Ex. 13.1

Consider a Gaussian mixture model where the covariance matrices are assumed to be scalar: \(\Sigma_r =\sigma\bb{I} \ \forall r=1,...,R\), and \(\sigma\) is a fixed parameter. Discuss the analogy between the \(K\)-means clustering algorithm and the EM algorithm for fitting this mixture model in detail. Show that in the limit \(\sigma\ra0\) the two methods coincide.

Soln. 13.1

The analogy between EM algorithm (see Section 8.5 for details) and \(K\)-means algorithm is summarized in Section 13.2.3. In short, EM algorithm can be regarded as a soft version of \(K\)-means for Gaussian mixture model. The EM algorithm uses responsibilities to make a soft assignment of each data point to one of the clusters.
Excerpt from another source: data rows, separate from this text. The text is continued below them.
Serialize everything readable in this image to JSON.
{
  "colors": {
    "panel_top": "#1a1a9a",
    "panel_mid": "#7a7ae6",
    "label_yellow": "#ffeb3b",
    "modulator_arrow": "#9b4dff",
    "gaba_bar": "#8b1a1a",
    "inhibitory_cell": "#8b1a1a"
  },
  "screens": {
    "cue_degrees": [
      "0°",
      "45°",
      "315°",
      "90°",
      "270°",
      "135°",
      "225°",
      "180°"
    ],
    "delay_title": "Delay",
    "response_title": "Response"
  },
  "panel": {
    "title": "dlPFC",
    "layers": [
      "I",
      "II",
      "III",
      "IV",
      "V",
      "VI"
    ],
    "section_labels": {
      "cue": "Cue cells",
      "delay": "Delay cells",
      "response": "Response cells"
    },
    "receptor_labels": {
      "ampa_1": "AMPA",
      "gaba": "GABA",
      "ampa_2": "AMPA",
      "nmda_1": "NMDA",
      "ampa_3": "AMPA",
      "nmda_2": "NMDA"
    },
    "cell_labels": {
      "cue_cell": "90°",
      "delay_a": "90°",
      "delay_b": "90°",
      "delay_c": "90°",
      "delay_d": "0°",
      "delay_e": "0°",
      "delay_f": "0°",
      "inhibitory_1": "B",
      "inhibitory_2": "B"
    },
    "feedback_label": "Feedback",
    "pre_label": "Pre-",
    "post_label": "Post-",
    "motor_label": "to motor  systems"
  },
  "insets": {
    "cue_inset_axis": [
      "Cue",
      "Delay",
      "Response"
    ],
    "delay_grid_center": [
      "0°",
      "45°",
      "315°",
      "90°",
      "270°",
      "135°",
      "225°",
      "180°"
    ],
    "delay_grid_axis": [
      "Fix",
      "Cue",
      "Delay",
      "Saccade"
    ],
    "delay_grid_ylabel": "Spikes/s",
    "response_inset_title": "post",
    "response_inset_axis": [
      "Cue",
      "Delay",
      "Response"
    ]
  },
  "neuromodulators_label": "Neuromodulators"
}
When \(\sigma\) is fixed, responsibility of data point \(i\) assigning to cluster \(k\) is given by

\[\begin{equation} r_i^{(k)} = \frac{\exp(-\frac{1}{2\sigma^2}\|y_i - \mu_k\|^2)}{\sum_{l=1}^K\exp(-\frac{1}{2\sigma^2}\|y_i-\mu_l\|^2)}.\non \end{equation}\]

It's easy to very that, as \(\sigma\ra 0\), \(r_i^{(k)}\ra 1\) for the cluster \(k\) that is closest to \(y_i\) and \(r_i^{(k)}\ra 0\) for other clusters. Therefore \(K\)-means algorithm is recovered as \(\sigma \ra 0\).